The challenge with the efficiency narrative is that its short-term, non-strategic, and beyond a certain point slips into diminishing returns as you mortgage your future on the alter of short-term gain before ultimately compromising product and service quality. As an egregious example of such cost-driven management in action, we have Boeing. For over twenty years, its leaders drove cost efficiency as its narrative, leading it to compromise safety before, ultimately, aircraft began crashing and falling apart in the sky. The irony is that an approach focused solely on short-term shareholder returns has destroyed long-term shareholder capital in direct conflict with the fiduciary responsibilities of the board and leadership team. (As an aside, the issue I have with the ‘profits are moral’ dogma crowd isn’t that corporations shouldn’t make profits. Of course they should. It’s that they believe the corporation has no other responsibilities, which, as Boeing demonstrates, is utterly nonsensical).
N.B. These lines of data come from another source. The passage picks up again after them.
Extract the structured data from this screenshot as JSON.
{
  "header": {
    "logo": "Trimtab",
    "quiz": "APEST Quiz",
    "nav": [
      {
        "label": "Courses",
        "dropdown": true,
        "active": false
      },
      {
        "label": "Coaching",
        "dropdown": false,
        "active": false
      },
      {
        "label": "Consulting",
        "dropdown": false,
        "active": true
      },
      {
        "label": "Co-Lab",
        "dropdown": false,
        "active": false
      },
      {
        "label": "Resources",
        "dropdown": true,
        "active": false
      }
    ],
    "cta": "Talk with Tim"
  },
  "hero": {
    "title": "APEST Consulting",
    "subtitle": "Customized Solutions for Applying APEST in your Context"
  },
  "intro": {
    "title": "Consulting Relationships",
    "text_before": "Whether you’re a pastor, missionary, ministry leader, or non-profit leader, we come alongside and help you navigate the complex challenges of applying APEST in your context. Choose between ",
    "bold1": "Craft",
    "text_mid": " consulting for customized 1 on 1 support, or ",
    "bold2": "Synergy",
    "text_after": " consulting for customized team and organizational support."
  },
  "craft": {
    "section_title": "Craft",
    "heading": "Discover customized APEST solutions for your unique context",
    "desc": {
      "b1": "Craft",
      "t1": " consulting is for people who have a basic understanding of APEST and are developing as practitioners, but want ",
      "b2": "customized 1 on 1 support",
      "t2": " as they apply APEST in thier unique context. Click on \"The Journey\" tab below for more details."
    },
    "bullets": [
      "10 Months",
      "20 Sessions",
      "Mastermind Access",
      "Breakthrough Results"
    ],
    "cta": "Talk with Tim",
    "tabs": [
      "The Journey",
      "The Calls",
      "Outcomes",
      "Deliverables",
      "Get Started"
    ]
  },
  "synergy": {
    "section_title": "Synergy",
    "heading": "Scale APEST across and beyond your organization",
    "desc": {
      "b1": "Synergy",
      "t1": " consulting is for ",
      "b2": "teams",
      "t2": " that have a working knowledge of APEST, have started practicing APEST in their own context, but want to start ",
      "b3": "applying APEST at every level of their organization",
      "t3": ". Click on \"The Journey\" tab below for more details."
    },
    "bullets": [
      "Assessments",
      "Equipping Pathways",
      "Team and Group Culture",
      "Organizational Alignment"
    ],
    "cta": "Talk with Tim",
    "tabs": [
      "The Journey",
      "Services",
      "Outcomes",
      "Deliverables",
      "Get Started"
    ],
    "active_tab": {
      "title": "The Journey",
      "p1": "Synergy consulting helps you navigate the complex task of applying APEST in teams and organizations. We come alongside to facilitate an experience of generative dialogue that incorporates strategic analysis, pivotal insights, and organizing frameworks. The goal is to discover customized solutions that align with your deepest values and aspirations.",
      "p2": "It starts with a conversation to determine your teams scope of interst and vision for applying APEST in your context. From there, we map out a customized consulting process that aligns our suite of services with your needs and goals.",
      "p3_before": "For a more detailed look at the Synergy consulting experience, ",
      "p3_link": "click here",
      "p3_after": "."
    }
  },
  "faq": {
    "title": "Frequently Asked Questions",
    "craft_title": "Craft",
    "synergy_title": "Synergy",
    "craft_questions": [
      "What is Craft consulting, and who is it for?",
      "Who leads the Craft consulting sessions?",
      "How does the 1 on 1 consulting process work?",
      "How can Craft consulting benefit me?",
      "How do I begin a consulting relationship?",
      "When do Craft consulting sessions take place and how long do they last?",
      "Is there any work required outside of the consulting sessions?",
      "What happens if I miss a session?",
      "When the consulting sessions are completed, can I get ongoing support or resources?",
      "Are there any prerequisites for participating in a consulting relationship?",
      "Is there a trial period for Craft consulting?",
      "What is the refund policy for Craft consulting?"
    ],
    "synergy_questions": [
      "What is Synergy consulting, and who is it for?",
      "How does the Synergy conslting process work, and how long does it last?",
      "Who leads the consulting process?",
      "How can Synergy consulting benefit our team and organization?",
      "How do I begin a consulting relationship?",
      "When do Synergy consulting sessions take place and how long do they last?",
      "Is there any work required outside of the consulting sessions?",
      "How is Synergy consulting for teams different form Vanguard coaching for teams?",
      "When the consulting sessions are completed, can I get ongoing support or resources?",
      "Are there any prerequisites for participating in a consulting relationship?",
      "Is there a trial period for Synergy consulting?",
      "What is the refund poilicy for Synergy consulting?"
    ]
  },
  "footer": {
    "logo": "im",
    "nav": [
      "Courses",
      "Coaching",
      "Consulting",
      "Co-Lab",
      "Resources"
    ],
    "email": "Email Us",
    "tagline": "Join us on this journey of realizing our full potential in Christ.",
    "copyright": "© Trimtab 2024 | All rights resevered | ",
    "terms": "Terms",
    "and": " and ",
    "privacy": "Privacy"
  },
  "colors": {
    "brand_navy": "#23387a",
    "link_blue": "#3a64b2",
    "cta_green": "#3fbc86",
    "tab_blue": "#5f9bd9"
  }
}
Now, if, like me, you’ve spent the bulk of your career helping corporations figure out better ways to create value for customers, it can be a shock to witness corporations engage in what appears to be obviously anti-customer behavior. However, if you understand the nature of ownership and what owners value, we can seek to overlay it with customer opportunity. Ideally, our job is to find the balance where value creation exists for both customers and investors, creating a virtuous cycle and positive forward momentum.
To give a quick generalization of how different ownership can drive differing strategic priorities and, thus, valuation narratives: In general terms, a VC-backed startup will be driven to grow as fast and as aggressively as possible, a private equity-owned company will be driven to reduce costs as far as possible to maximize profits, a public company will be driven to deliver consistent performance every quarter, and a privately held family company will take things slow and steady.
On the subject of private equity (PE), the pay-to-play tabloid trade rags have been heavily publicizing a recent spike in PE firms’ newfound focus on brand, marketing, and design as levers of value creation. The reason for this is simple: they paid more for the businesses in their portfolio during the ZIRP years than many are now worth. It’s impossible to cut costs far enough to make them worth more than they paid, and the way a PE business model works is to try and grow the value and then sell the business at a profit within a circa 5-year timeframe. Unfortunately for them, such exit opportunities have become harder as interest rates have risen. As a result, they’re being forced to focus on innovation and not just cost-cutting to lift performance value and craft more compelling and credible narratives of the business's future potential. In other words, everything I wrote about about brands as moats and narratives of potential, certain PE companies are now focused on in ways they haven’t in the past.
Anyway, thank you for bearing with me for the past two editions. I know that most people reading this aren’t focused on investor narratives at all, yet investors are critically important stakeholders who directly or indirectly influence everything we do. And in a feat of symmetry, can also be influenced by us by using many of the same techniques we use to influence customers.